Year of Honorary Fellowship, 2001
Dr Guy Louis Bush’s study of the apple maggot fly, Rhagoletis pomonella, has taken him all over the world, including Door County. An insect infestation in the fruit of the local cherry orchards by a species of fly that had previously only attacked apple and hawthorn trees provided Dr. Bush an ideal field research opportunity.
Dr.

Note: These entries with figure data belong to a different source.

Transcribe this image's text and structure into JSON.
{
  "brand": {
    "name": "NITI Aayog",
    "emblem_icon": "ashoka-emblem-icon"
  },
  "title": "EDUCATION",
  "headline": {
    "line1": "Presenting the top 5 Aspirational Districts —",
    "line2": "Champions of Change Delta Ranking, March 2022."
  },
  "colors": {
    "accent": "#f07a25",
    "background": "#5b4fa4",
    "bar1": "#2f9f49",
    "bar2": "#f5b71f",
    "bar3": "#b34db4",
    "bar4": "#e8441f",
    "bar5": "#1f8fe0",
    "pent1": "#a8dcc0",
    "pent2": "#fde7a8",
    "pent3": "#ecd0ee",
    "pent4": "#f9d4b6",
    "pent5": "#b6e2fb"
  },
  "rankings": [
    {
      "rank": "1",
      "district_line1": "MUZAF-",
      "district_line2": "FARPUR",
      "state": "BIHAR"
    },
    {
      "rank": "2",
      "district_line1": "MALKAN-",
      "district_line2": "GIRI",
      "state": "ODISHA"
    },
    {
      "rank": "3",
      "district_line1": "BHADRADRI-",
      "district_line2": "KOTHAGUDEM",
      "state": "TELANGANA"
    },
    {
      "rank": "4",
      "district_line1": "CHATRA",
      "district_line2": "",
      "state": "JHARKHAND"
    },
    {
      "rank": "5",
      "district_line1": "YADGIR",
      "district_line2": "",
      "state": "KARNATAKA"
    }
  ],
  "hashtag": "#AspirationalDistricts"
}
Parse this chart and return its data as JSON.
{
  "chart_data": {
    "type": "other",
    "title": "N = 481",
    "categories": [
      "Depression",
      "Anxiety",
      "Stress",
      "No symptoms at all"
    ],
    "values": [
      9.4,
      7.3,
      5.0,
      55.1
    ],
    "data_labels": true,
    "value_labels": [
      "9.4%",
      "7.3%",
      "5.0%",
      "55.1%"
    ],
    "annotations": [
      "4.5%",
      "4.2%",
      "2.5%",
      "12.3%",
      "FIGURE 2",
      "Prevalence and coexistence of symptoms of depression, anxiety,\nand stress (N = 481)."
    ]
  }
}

Bush graduated from Iowa State University with a Bachelor of Science in entomology, which was followed by a Masters of Science from Virginia Polytechnic Institute and a Ph.D. in biology from Harvard. Dr. Bush also spent two years in Australia on a postdoctoral fellowship at the University of Melbourne. A significant part of his work was the collection of specimens from the field and this allowed him to travel throughout Australia.
When asked why he chose entomology, Dr. Bush gets a smile on his face and says, “I have always been interested in the natural world and insects in particular. And I have always been a collector. When I was younger we lived in Rio de Janeiro, Brazil, and I would spend my free time in the rainforest gathering all kinds of wild things – insects, snakes, birds. I covered the trees in my back yard with orchids and epiphytes and I installed an aviary on the roof for my bird collection.” Dr. Bush’s father was working for the U.S. Department of Agriculture as an Agricultural Attaché. He had posts in Brazil and Cuba during Guy’s youth. The diverse species that Bush encountered while traveling with his father in these foreign areas furthered his interest in the natural world and how it worked.
He always told his entomology and evolutionary biology students at the beginning of the semester:
“You have to find the right insect to study, to take you to the right places.”